Treasury Secretary Tim Geithner on Wednesday said the U.S. would implement proposed international capital rules aimed at helping financial institutions withstand future crises by 2012.
Testifying before the House Financial Services Committee, Geithner praised the new rules, saying they would help constrain "excessive risk-taking and strengthen banks abilities to absorb losses as seen in the latest financial crisis."
"The new standards are designed to ensure that major banks hold enough capital to withstand losses as large as what we saw in the depths of this recession and still have the ability to operate without turning to the taxpayer for extraordinary help," Geithner said.
His testimony sought to downplay fears the new rules could hurt the economy. Geithner noted that the Basel Committee on Banking Supervision provided banks with a "meaningful transition period." For example, a new 7% minimum common equity ratio does not go fully in effect until 2019.
"For the most part, banks should be able to meet these new requirements through future earnings, which will help protect the recovery currently underway," said Geithner.

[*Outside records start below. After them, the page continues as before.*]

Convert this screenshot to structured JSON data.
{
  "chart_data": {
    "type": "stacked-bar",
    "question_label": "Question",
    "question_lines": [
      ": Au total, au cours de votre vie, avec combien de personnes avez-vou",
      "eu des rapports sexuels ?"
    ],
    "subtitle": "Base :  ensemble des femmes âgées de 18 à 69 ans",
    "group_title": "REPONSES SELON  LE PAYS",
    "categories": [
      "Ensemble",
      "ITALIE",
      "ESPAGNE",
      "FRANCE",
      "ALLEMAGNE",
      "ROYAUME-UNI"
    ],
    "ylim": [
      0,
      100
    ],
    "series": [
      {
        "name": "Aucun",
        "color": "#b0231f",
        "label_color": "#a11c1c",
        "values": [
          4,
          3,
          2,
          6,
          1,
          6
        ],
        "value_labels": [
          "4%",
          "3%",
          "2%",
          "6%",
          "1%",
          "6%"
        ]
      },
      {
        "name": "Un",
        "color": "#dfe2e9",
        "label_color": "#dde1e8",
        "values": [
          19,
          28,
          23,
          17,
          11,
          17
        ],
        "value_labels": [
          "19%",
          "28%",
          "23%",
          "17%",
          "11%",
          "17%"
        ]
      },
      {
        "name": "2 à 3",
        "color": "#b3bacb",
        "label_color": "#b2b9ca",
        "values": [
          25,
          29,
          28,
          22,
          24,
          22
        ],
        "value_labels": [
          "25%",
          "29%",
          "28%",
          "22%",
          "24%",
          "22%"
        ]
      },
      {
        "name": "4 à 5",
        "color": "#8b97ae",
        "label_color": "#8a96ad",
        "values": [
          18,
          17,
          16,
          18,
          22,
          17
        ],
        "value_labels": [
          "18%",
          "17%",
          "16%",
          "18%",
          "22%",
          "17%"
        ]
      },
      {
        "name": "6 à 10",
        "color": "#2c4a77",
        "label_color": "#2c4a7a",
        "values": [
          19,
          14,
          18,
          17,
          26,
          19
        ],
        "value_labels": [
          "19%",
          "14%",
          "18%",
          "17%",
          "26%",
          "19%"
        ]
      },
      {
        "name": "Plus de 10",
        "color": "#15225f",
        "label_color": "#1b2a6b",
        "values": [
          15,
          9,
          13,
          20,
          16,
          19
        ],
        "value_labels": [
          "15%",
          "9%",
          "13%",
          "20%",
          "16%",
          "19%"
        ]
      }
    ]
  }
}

Under the agreement, new capital standards will take effect in the beginning of 2013. Banks have until 2015 to raise their common equity capital ratio to at least 4.5%. A buffer that is intended to help banks shore up funds during boom times will be phased in between 2016 and 2018.
Geithner said that the definition of capital, which will become "progressively more stringent," won’t take full effect until 2018.
Still, Geithner acknowledged uncertainty in the future, but stressed that tougher capital rules would help to ease the severity of possible financial crises.
"We cannot know with certainty how the economy and the financial system will evolve, but these heightened capital requirements, along with other important reforms, should substantially reduce the likelihood that we will soon repeat the sort of severe financial crisis that we have just lived through," he said.
There are still several pieces that Basel negotiators are looking to iron out, including liquidity requirements, as well as certain additional requirements that will be tacked on for the most systemically important institutions. The leaders of the Group of 20 nations are expected to sign-off on the agreement in November when they meet in Seoul.
"We will need to make sure that they are calibrated correctly before they are fully implemented," he said of the liquidity requirements.
Geithner also warned of the importance of individual countries implementing the new capital standards to ensure a "level playing field" throughout the global financial system.
"We will engage our foreign counterparts to look for ways to ensure that these agreements are implemented in a transparent and consistent way by supervisors in different countries," he said.